Kasara Barto: The biggest misconception is that travel insurance will cover anything that may go wrong on a trip. Just like other types of insurance, travel insurance offers protection for a specified list of perils and simply cannot provide coverage for everything. If a traveler has a specific concern, Squaremouth recommends confirming that it can be covered before they purchase a policy, and then purchasing the least expensive policy that meets their needs.
There are many benefits included in a standard policy that people may not be aware of.
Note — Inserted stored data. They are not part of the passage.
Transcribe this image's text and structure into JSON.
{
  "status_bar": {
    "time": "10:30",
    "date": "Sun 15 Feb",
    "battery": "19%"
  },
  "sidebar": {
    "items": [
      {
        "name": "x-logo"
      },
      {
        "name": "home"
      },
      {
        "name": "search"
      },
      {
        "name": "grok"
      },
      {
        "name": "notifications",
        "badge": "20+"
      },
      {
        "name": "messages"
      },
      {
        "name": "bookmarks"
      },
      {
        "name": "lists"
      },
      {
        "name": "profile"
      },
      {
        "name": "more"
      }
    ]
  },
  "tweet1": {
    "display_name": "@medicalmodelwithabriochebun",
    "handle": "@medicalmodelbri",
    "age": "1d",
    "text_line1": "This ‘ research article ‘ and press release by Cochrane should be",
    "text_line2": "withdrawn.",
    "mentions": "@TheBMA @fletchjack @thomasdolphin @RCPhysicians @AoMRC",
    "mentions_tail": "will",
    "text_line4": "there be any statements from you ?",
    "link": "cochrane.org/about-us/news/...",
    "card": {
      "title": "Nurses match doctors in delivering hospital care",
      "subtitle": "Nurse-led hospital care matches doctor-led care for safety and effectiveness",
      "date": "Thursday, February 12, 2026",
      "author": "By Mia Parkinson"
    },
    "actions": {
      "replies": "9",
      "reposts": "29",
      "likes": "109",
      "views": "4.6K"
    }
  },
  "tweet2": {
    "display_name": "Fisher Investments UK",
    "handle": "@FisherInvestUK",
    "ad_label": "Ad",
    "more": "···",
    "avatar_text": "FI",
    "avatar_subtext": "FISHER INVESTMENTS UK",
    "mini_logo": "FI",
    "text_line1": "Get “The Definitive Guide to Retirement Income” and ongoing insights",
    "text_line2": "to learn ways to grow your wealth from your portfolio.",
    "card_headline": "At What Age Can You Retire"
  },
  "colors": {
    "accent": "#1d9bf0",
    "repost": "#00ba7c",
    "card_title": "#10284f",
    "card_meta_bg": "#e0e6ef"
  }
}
For example, emergency medical coverage can prevent costly medical bills if an emergency happens while traveling abroad. Many policies also include travel delay coverage that can make unavoidable flight delays more comfortable, by reimbursing travelers for the cost of meals or accommodations. Coverage to cancel also typically extends to family members and in some instances, even business partners.
Q: What about the travel insurance industry is most worrisome?
Kasara Barto: Consumers may be hesitant to purchase travel insurance in the future, as COVID-19 highlighted an event that wasn’t widely covered by travel insurance because it was something that had never happened before. Similarly, before the 9/11 terrorist attacks, terrorism wasn’t something typically covered by a standard travel insurance policy, now it is a commonly included benefit on the majority of policies. We know that providers are already taking customer concerns into consideration with new policies and benefits, but it is important for consumers to understand that a standard travel insurance policy cannot cover everything.